In November 1977, the FBI arrested Brown, which only cemented the Brigade’s reputation as a collection of dangerous thugs. The Associated Press reported that in the house where Brown was staying, the FBI discovered a list of individuals the Brigade wanted to kidnap, including Washington Gov. Dixy Lee Ray.
The FBI refused to confirm there was a kidnap list “because we don’t want to give the George Jackson Brigade people any more publicity. That’s what they’re after,” said District Director John Reed. “We’re not calling it a list. We’re issuing a disclaimer that any list exists.”
Law enforcement prepared for another escape attempt. When Brown was brought into the U.S. Courthouse in Portland for the first time, officers took up positions around every entrance to the building, “just in case there were lots of visitors suddenly,” U.S. Marshall Wallace Bowen deadpanned.
No one tried to break Brown out of custody. “Ms. Brown, clad in brown corduroy jeans and a brown, striped sweater, waived reading of federal grand jury indictments returned earlier this year in Portland accusing her of five counts of bank robbery and two of felonious possession of a firearm,” The Oregonian reported. She would accept a deal from the prosecution and plead guilty.
Sherman and the two other remaining Brigade members soon were captured, too. Their revolution ended with a whimper, not a bang. Which might be one of the reasons Burrough decided to bypass the group in his otherwise comprehensive history of the era’s radical underground. The drama came early on, then quickly petered out.
Still, even in defeat, the Brigade remained defiant. “The rich are becoming richer and fewer,” The Oregonian quoted Brown as saying at her sentencing hearing in 1978.

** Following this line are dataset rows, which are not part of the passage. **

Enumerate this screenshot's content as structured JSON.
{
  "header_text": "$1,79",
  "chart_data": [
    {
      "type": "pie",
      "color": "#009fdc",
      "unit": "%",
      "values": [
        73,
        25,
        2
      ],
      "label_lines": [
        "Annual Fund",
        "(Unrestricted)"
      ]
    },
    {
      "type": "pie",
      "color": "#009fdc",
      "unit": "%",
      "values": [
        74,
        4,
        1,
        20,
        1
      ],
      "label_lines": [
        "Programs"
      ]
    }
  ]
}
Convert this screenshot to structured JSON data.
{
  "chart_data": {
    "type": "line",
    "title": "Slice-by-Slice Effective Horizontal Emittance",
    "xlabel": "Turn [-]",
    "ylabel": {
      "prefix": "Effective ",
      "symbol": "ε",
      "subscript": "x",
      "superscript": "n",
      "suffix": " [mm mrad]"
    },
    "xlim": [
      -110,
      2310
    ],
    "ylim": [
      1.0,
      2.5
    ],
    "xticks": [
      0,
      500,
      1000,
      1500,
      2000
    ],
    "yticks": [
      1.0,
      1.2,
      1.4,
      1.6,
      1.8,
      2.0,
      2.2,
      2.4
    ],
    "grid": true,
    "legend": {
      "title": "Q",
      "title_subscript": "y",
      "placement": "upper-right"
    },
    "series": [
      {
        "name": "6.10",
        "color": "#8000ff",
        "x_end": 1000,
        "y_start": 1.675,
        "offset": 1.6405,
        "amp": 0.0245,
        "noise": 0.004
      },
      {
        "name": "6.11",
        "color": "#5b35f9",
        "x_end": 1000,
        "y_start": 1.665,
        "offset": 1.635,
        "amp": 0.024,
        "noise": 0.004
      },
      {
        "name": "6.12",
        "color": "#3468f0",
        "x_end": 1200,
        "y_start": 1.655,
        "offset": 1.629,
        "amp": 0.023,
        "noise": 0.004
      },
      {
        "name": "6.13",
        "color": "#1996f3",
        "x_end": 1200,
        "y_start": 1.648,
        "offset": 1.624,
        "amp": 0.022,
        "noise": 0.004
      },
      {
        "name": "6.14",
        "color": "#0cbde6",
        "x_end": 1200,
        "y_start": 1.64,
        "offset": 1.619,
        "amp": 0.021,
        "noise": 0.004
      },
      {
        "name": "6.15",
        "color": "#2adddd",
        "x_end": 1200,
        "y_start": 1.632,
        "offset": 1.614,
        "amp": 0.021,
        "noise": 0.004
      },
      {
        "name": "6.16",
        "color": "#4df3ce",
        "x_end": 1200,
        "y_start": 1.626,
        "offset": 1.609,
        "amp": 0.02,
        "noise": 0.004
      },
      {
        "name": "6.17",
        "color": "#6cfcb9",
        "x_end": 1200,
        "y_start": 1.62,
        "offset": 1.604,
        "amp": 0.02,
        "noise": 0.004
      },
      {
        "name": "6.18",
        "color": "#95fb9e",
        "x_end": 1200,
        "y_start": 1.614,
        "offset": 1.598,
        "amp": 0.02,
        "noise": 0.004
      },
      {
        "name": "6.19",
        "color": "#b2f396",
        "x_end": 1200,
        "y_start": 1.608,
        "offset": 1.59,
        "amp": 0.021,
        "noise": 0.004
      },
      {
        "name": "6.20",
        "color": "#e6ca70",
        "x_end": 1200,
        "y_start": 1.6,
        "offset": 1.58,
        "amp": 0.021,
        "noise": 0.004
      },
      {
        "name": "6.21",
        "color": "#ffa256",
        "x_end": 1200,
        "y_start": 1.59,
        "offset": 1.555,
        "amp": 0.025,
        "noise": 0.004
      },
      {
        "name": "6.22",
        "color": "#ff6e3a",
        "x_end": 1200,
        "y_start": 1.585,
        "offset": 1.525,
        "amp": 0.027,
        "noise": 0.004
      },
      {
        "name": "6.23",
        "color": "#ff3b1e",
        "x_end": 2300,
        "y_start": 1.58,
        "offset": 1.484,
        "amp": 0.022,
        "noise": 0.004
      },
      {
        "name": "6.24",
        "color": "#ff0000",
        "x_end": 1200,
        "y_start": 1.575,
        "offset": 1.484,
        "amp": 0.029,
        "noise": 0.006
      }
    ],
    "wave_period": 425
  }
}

“The poor, she said, can continue to ‘live in fear of the state and its ever-growing police forces,’ or they can choose to fight back. ‘I have chosen to fight back, to resist,’ she declared.”
U.S. District Judge Robert C. Belloni sentenced Brown to 25 years in prison for bank robbery.
Now that the Brigade was behind bars and not seeking help to keep going, area radicals came out to support them. About 75 people packed the Portland courtroom for Brown’s sentencing. They chanted, “The people united will never be defeated.”
Editorialized The Oregonian: “Judge Belloni let the demonstrators vent their feelings without interruption, undoubtedly saving time, trouble and money by not taking legal notice of them. The whole episode seems to demonstrate the uselessness, the aimlessness of the out-of-step minds that drive persons such as Rita Brown to back away from society and bury themselves in a prison cell for 25 years.”